坑某個壓榨學生出了名的學園顏開倒是一點心理壓力也沒有。
來到警視廳,迎接自己的卻不是和自己比較熟的佐藤美和子,而是一個非常高大的男人。
那個男人面露苦笑,對著顏開做了一個請的動作。
顏開見到泉田準一郎就知道要找自己麻煩的人是誰,輕輕搖了搖頭,泉田準一郎道“帶路吧泉田先生,若是讓你的上司等久了,恐怕她又該無理取鬧了。”
他不想為難泉田準一郎這個老實人,平時伺候藥師寺涼子這個難搞的女人已經夠泉田準一郎受的了,要是再刻意刁難泉田準一郎,以東瀛的自殺率,顏開真怕泉田準一郎想不開做出什么傻事。

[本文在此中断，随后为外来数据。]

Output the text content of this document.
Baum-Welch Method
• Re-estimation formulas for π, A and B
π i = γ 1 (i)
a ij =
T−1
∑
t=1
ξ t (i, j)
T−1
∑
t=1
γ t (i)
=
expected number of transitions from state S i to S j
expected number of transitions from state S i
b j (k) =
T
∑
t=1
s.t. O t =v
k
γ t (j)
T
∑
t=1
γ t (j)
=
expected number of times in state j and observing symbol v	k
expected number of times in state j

見顏開這么為自己著想,泉田準一郎心中有些感動,但也還是需要表表忠心的,他對顏開道“顏開同學,請不要這么說,我家參事官,她偶爾還是很寬容的。”
“舉個例子”
顏開頗為好奇地道。
“”
泉田準一郎卡殼了。
他就隨口說一嘴,你讓他舉例,他還真舉不出,畢竟他家上司是出了名的任性以及為所欲為,別人是“公主病”,她是“女王病”,天然認為全天下就是應該圍著她轉,從來只有別人寬容她,她會去寬容別人可別說笑了
見泉田準一郎說不出話來,顏開笑了笑道“不著急,你慢慢想就是了。”
就算你讓我慢慢想,但是沒有的東西,你給我多少時間,想不出來還是想不出來啊
泉田準一郎苦惱道。
于是在苦惱中,泉田準一郎將顏開和神樂帶到了藥師寺涼子的辦公室。
“參事官,人我帶來了。”
泉田準一郎將敲門道。
“進來吧。”
藥師寺涼子的聲音透著漫不經心。
泉田準一郎將門打開,一支飛鏢猛地迎面而來,泉田準一郎嚇了一跳,都準備閉上眼睛硬挨,卻發現飛鏢遲遲沒有落下,不由睜開眼睛,發現是顏開伸手將射向他的飛鏢接住了。
“太晚了,你這是讓我等了多少時間”
藥師寺涼子坐在辦公桌上,手里還捏著另外一枚飛鏢。
顏開看向泉田準一郎,意思是,你說的寬容呢
泉田準一郎無奈搖頭,好吧,可能也沒那么寬容。
走進辦公室,泉田準一郎將門帶上,顏開瞄了一眼,發現門后掛著的依舊是那位音容猶在啊不,是笑容燦爛,雙手叉腰的前首相。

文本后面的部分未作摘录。